Others held a less charitable view. Some colleagues "really felt she was the place where the action stopped and the hand-wringing began," said a former administration official who spoke on the condition of anonymity.
Overlooked in all this caviling is the actual ability and character of the person in question. Indeed, about the best quality to recommend Harriet Miers just now is that she is not at all the sort of person who goes about readily and confidently dismissing other people as third-raters, hacks and mediocrities. She has too much class for that.
It is true that Harriet Miers, in everything she does, gives high attention to detail. And the trait came in handy with drafts of presidential speeches, in which she routinely exposed weak arguments, bogus statistics and claims inconsistent with previous remarks long forgotten by the rest of us. If one speech declared X "our most urgent domestic priority," and another speech seven months earlier had said it was Y, it would be Harriet Miers alone who noted the contradiction.
The accounts of the nominee's work habits are also true. But even better, when the lights went on at 5:30 a.m. or so in office of the staff secretary or the legal counsel, she was not starting the day with a scan of the newspapers in search of her own name. [Ouch! And SO accurate!]
And all of us who leave our White House jobs and go on to write and trade on our service to the president could stand to learn more from Harriet Miers about service to a president. Whenever she was in the room, calmly listening and observing, you knew that on any matter, great or small, at least one person involved had in mind only the interests of the president, the office and the nation.
Although it is conceivable that President Bush has had his fill of advice from overreaching pundits, that is not why he chose Harriet Miers. Maybe he didn't want somebody who had been planning for 20 years for a place on the Supreme Court. Maybe he has looked around every so often and noticed that the least assuming person in the room was also the most capable and discerning.

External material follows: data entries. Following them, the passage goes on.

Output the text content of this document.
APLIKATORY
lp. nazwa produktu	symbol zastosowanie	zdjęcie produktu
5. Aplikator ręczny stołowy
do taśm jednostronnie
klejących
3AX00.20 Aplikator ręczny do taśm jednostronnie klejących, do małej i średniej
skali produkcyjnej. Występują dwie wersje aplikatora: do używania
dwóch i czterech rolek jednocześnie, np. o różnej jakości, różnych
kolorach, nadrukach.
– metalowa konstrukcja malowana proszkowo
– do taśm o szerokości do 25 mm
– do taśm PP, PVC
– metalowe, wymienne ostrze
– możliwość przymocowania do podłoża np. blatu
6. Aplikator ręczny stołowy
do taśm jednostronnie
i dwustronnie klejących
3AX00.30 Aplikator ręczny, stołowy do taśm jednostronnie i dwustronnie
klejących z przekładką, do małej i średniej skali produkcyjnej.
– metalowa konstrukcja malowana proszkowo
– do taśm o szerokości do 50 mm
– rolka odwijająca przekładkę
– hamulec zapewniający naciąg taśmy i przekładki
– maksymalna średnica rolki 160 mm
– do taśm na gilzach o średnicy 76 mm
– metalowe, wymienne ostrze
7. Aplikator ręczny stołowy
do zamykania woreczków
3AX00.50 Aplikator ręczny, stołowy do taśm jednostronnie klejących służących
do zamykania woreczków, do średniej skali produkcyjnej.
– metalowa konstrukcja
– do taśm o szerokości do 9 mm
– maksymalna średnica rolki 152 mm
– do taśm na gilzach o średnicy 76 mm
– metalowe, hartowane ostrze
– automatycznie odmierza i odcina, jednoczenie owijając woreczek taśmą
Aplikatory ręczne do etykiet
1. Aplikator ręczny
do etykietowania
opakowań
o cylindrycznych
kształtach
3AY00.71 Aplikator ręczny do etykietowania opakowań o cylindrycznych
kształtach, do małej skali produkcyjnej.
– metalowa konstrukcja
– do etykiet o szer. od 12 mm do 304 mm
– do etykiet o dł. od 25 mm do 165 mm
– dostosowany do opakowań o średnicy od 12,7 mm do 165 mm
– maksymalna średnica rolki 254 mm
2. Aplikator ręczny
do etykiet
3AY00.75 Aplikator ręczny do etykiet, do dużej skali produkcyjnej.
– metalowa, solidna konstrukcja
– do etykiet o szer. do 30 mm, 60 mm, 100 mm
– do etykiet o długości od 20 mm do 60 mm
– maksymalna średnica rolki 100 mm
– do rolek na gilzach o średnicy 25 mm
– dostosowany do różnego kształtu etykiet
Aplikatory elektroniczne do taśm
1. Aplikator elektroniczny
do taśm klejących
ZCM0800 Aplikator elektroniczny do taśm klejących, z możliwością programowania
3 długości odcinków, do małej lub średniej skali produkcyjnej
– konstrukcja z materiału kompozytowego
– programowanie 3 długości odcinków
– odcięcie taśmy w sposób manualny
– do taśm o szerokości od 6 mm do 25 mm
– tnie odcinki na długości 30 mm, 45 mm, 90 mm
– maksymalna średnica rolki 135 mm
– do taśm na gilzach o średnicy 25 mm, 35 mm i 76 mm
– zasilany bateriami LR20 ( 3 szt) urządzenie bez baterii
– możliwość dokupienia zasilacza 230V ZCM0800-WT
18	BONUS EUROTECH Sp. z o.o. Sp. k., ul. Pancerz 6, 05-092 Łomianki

Or maybe he remembered how the hardest-working person in the White House found time to prepare the will of a terminally ill 27-year-old colleague, and to spend nights and mornings staying with her and praying with her.
Whatever his reasons, what America got is a nominee of enormous legal ability and ferocious integrity, and in the bargain a gracious Christian woman only more qualified for her new role because she would never have sought it for herself. And in a few years, when the same critics we hear now are extolling the clarity, consistency and perhaps even the "brilliance" of judicial opinions, that's when you'll know it's the Miers court.